Revelstoke Drive

A view down Revelstoke Drive

The wide track along the coast from Noss Mayo to Stoke Point is part of a nine mile circular carriage ride, called Revelstoke Drive.

It makes an ideal track to follow as it is wide and flat and enjoys uninterrupted views of the sea as it gently follow the contours of the cliffs.

It was built in the 1880s by the land-owner, Edward Baring, first Lord Revelstoke to take his visitors on spectacular rides.

Lord Revelstoke by Frank Dadd, Oil on Canvas, 1878
Lord Revelstoke by Frank Dadd, Oil on Canvas, 1878

Look out for the walls which were built to prevent horses from plunging into the sea on sharp bends. The drive was built by out-of-work fishermen. The story goes that when the carriage way was completed the labourers looked so dejected at the prospect of unemployment; Baring promptly ordered them to make it three feet wider. This extravagant gesture was typical but short-lived.

Under his leadership Barings Bank collapsed and, unlike the bankers of today, he was held personally responsible and had to sell Membland Estate, his land, home and possessions.
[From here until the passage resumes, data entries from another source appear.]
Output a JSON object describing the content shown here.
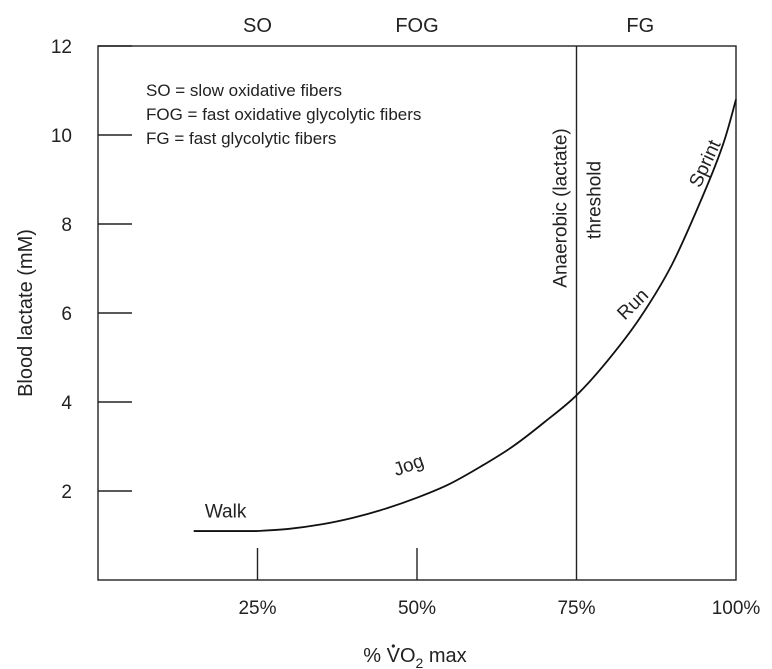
{
  "chart_data": {
    "type": "line",
    "xlabel_prefix": "% ",
    "xlabel_symbol": "VO",
    "xlabel_subscript": "2",
    "xlabel_suffix": " max",
    "ylabel": "Blood lactate (mM)",
    "xlim": [
      0,
      100
    ],
    "ylim": [
      0,
      12
    ],
    "x_ticks": [
      25,
      50,
      75,
      100
    ],
    "x_tick_labels": [
      "25%",
      "50%",
      "75%",
      "100%"
    ],
    "y_ticks": [
      2,
      4,
      6,
      8,
      10,
      12
    ],
    "y_tick_labels": [
      "2",
      "4",
      "6",
      "8",
      "10",
      "12"
    ],
    "zones": [
      {
        "label": "SO",
        "x": 25
      },
      {
        "label": "FOG",
        "x": 50
      },
      {
        "label": "FG",
        "x": 85
      }
    ],
    "legend": [
      "SO = slow oxidative fibers",
      "FOG = fast oxidative glycolytic fibers",
      "FG = fast glycolytic fibers"
    ],
    "threshold": {
      "x": 75,
      "label_line1": "Anaerobic (lactate)",
      "label_line2": "threshold"
    },
    "walk_segment": {
      "x": [
        15,
        25
      ],
      "y": 1.1
    },
    "series": [
      {
        "x": [
          25,
          30,
          35,
          40,
          45,
          50,
          55,
          60,
          65,
          70,
          75,
          80,
          85,
          90,
          95,
          98,
          100
        ],
        "values": [
          1.1,
          1.15,
          1.25,
          1.4,
          1.6,
          1.85,
          2.15,
          2.55,
          3.0,
          3.55,
          4.15,
          4.95,
          5.9,
          7.1,
          8.7,
          9.8,
          10.8
        ]
      }
    ],
    "annotations": [
      {
        "text": "Walk",
        "x": 20,
        "y": 1.4,
        "rotate": 0
      },
      {
        "text": "Jog",
        "x": 49,
        "y": 2.45,
        "rotate": -20
      },
      {
        "text": "Run",
        "x": 84.5,
        "y": 6.1,
        "rotate": -45
      },
      {
        "text": "Sprint",
        "x": 96,
        "y": 9.3,
        "rotate": -65
      }
    ],
    "grid": false
  }
}
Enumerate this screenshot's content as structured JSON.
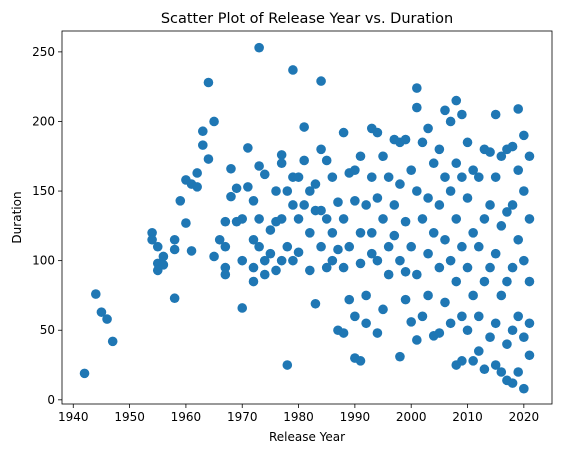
{
  "chart_data": {
    "type": "scatter",
    "title": "Scatter Plot of Release Year vs. Duration",
    "xlabel": "Release Year",
    "ylabel": "Duration",
    "xlim": [
      1938,
      2025
    ],
    "ylim": [
      -3,
      265
    ],
    "xticks": [
      1940,
      1950,
      1960,
      1970,
      1980,
      1990,
      2000,
      2010,
      2020
    ],
    "yticks": [
      0,
      50,
      100,
      150,
      200,
      250
    ],
    "grid": false,
    "marker_color": "#1f77b4",
    "points": [
      [
        1942,
        19
      ],
      [
        1944,
        76
      ],
      [
        1945,
        63
      ],
      [
        1946,
        58
      ],
      [
        1947,
        42
      ],
      [
        1954,
        120
      ],
      [
        1954,
        115
      ],
      [
        1955,
        110
      ],
      [
        1955,
        98
      ],
      [
        1955,
        93
      ],
      [
        1956,
        103
      ],
      [
        1956,
        97
      ],
      [
        1958,
        73
      ],
      [
        1958,
        115
      ],
      [
        1958,
        108
      ],
      [
        1959,
        143
      ],
      [
        1960,
        127
      ],
      [
        1960,
        158
      ],
      [
        1961,
        107
      ],
      [
        1961,
        155
      ],
      [
        1962,
        153
      ],
      [
        1962,
        163
      ],
      [
        1963,
        193
      ],
      [
        1963,
        183
      ],
      [
        1964,
        228
      ],
      [
        1964,
        173
      ],
      [
        1965,
        200
      ],
      [
        1965,
        103
      ],
      [
        1966,
        115
      ],
      [
        1967,
        110
      ],
      [
        1967,
        128
      ],
      [
        1967,
        95
      ],
      [
        1967,
        90
      ],
      [
        1968,
        146
      ],
      [
        1968,
        166
      ],
      [
        1969,
        152
      ],
      [
        1969,
        128
      ],
      [
        1970,
        66
      ],
      [
        1970,
        130
      ],
      [
        1970,
        100
      ],
      [
        1971,
        181
      ],
      [
        1971,
        153
      ],
      [
        1972,
        143
      ],
      [
        1972,
        115
      ],
      [
        1972,
        95
      ],
      [
        1972,
        85
      ],
      [
        1973,
        253
      ],
      [
        1973,
        168
      ],
      [
        1973,
        130
      ],
      [
        1973,
        110
      ],
      [
        1974,
        162
      ],
      [
        1974,
        100
      ],
      [
        1974,
        90
      ],
      [
        1975,
        122
      ],
      [
        1975,
        105
      ],
      [
        1976,
        150
      ],
      [
        1976,
        128
      ],
      [
        1976,
        93
      ],
      [
        1977,
        176
      ],
      [
        1977,
        170
      ],
      [
        1977,
        130
      ],
      [
        1977,
        100
      ],
      [
        1978,
        25
      ],
      [
        1978,
        150
      ],
      [
        1978,
        110
      ],
      [
        1979,
        237
      ],
      [
        1979,
        160
      ],
      [
        1979,
        140
      ],
      [
        1979,
        100
      ],
      [
        1980,
        160
      ],
      [
        1980,
        130
      ],
      [
        1980,
        106
      ],
      [
        1981,
        196
      ],
      [
        1981,
        172
      ],
      [
        1981,
        140
      ],
      [
        1982,
        150
      ],
      [
        1982,
        120
      ],
      [
        1982,
        93
      ],
      [
        1983,
        69
      ],
      [
        1983,
        155
      ],
      [
        1983,
        136
      ],
      [
        1984,
        229
      ],
      [
        1984,
        180
      ],
      [
        1984,
        136
      ],
      [
        1984,
        110
      ],
      [
        1985,
        172
      ],
      [
        1985,
        130
      ],
      [
        1985,
        95
      ],
      [
        1986,
        160
      ],
      [
        1986,
        120
      ],
      [
        1986,
        100
      ],
      [
        1987,
        50
      ],
      [
        1987,
        142
      ],
      [
        1987,
        108
      ],
      [
        1988,
        48
      ],
      [
        1988,
        192
      ],
      [
        1988,
        130
      ],
      [
        1988,
        95
      ],
      [
        1989,
        163
      ],
      [
        1989,
        72
      ],
      [
        1989,
        110
      ],
      [
        1990,
        30
      ],
      [
        1990,
        143
      ],
      [
        1990,
        165
      ],
      [
        1990,
        60
      ],
      [
        1991,
        28
      ],
      [
        1991,
        175
      ],
      [
        1991,
        120
      ],
      [
        1991,
        98
      ],
      [
        1992,
        55
      ],
      [
        1992,
        140
      ],
      [
        1992,
        75
      ],
      [
        1993,
        195
      ],
      [
        1993,
        160
      ],
      [
        1993,
        120
      ],
      [
        1993,
        105
      ],
      [
        1994,
        192
      ],
      [
        1994,
        48
      ],
      [
        1994,
        145
      ],
      [
        1994,
        100
      ],
      [
        1995,
        175
      ],
      [
        1995,
        65
      ],
      [
        1995,
        130
      ],
      [
        1996,
        160
      ],
      [
        1996,
        110
      ],
      [
        1996,
        90
      ],
      [
        1997,
        187
      ],
      [
        1997,
        140
      ],
      [
        1997,
        118
      ],
      [
        1998,
        185
      ],
      [
        1998,
        31
      ],
      [
        1998,
        155
      ],
      [
        1998,
        100
      ],
      [
        1999,
        187
      ],
      [
        1999,
        72
      ],
      [
        1999,
        128
      ],
      [
        1999,
        92
      ],
      [
        2000,
        56
      ],
      [
        2000,
        165
      ],
      [
        2000,
        110
      ],
      [
        2001,
        224
      ],
      [
        2001,
        210
      ],
      [
        2001,
        43
      ],
      [
        2001,
        150
      ],
      [
        2001,
        90
      ],
      [
        2002,
        185
      ],
      [
        2002,
        130
      ],
      [
        2002,
        60
      ],
      [
        2003,
        195
      ],
      [
        2003,
        145
      ],
      [
        2003,
        105
      ],
      [
        2003,
        75
      ],
      [
        2004,
        46
      ],
      [
        2004,
        170
      ],
      [
        2004,
        120
      ],
      [
        2005,
        180
      ],
      [
        2005,
        140
      ],
      [
        2005,
        95
      ],
      [
        2005,
        48
      ],
      [
        2006,
        208
      ],
      [
        2006,
        160
      ],
      [
        2006,
        115
      ],
      [
        2006,
        70
      ],
      [
        2007,
        200
      ],
      [
        2007,
        150
      ],
      [
        2007,
        100
      ],
      [
        2007,
        55
      ],
      [
        2008,
        215
      ],
      [
        2008,
        170
      ],
      [
        2008,
        130
      ],
      [
        2008,
        85
      ],
      [
        2008,
        25
      ],
      [
        2009,
        205
      ],
      [
        2009,
        160
      ],
      [
        2009,
        110
      ],
      [
        2009,
        60
      ],
      [
        2009,
        28
      ],
      [
        2010,
        185
      ],
      [
        2010,
        145
      ],
      [
        2010,
        95
      ],
      [
        2010,
        50
      ],
      [
        2011,
        165
      ],
      [
        2011,
        120
      ],
      [
        2011,
        75
      ],
      [
        2011,
        28
      ],
      [
        2012,
        160
      ],
      [
        2012,
        110
      ],
      [
        2012,
        60
      ],
      [
        2012,
        35
      ],
      [
        2013,
        180
      ],
      [
        2013,
        130
      ],
      [
        2013,
        85
      ],
      [
        2013,
        22
      ],
      [
        2014,
        178
      ],
      [
        2014,
        140
      ],
      [
        2014,
        95
      ],
      [
        2014,
        45
      ],
      [
        2015,
        205
      ],
      [
        2015,
        160
      ],
      [
        2015,
        105
      ],
      [
        2015,
        55
      ],
      [
        2015,
        25
      ],
      [
        2016,
        175
      ],
      [
        2016,
        125
      ],
      [
        2016,
        75
      ],
      [
        2016,
        20
      ],
      [
        2017,
        180
      ],
      [
        2017,
        135
      ],
      [
        2017,
        85
      ],
      [
        2017,
        40
      ],
      [
        2017,
        14
      ],
      [
        2018,
        182
      ],
      [
        2018,
        140
      ],
      [
        2018,
        95
      ],
      [
        2018,
        50
      ],
      [
        2018,
        12
      ],
      [
        2019,
        209
      ],
      [
        2019,
        165
      ],
      [
        2019,
        115
      ],
      [
        2019,
        60
      ],
      [
        2019,
        20
      ],
      [
        2020,
        190
      ],
      [
        2020,
        150
      ],
      [
        2020,
        100
      ],
      [
        2020,
        45
      ],
      [
        2020,
        8
      ],
      [
        2021,
        175
      ],
      [
        2021,
        130
      ],
      [
        2021,
        85
      ],
      [
        2021,
        32
      ],
      [
        2021,
        55
      ]
    ]
  }
}
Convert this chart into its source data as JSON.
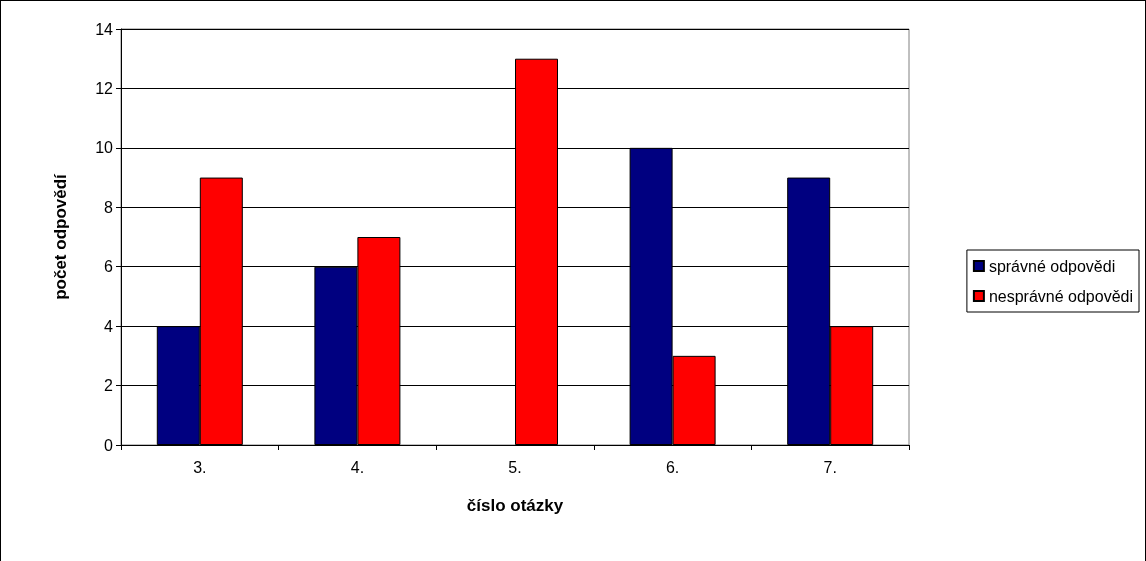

His legacy however is still evident today, so as you drive along the lanes make sure to lookout for lodges, farms and outbuildings he built in a distinctive, romantic style.

Warren Cottage

As you walk along the Revelstoke Drive towards Noss Mayo, you’ll come across Warren cottage. This was once the home of the Membland Estate warrener, who would have been responsible for breeding rabbits for meat and fur. 

It was later rebuilt as a summerhouse and luncheon stop for Lord Revelstoke’s carriage parties; he entertained the future King Edward VII here.

Gunrow Signal Station

During the late eighteenth century, from 1793 onwards, Britain was continuously at war with post-revolution France and the Admiralty decided to establish a chain of signal stations to warn of approaching enemy fleets. In south Devon these included stations at Mount Edgcumbe, Gunrow's Down, Scobbiscombe, West Soar and Prawle Point.

Gunrow Signal Station was a communcations system for the fleet during Napoleonic times
Gunrow Signal Station was a communcations system for the fleet during Napoleonic times

Signal officers would alert neighbouring stations in the chain by means of semaphore flags hoisted on poles. The present unoccupied building dates back to the early 1900s, and in the past has served as a coastguard lookout, a Second World War observation post and searchlight position, and a National Trust shop and cafe.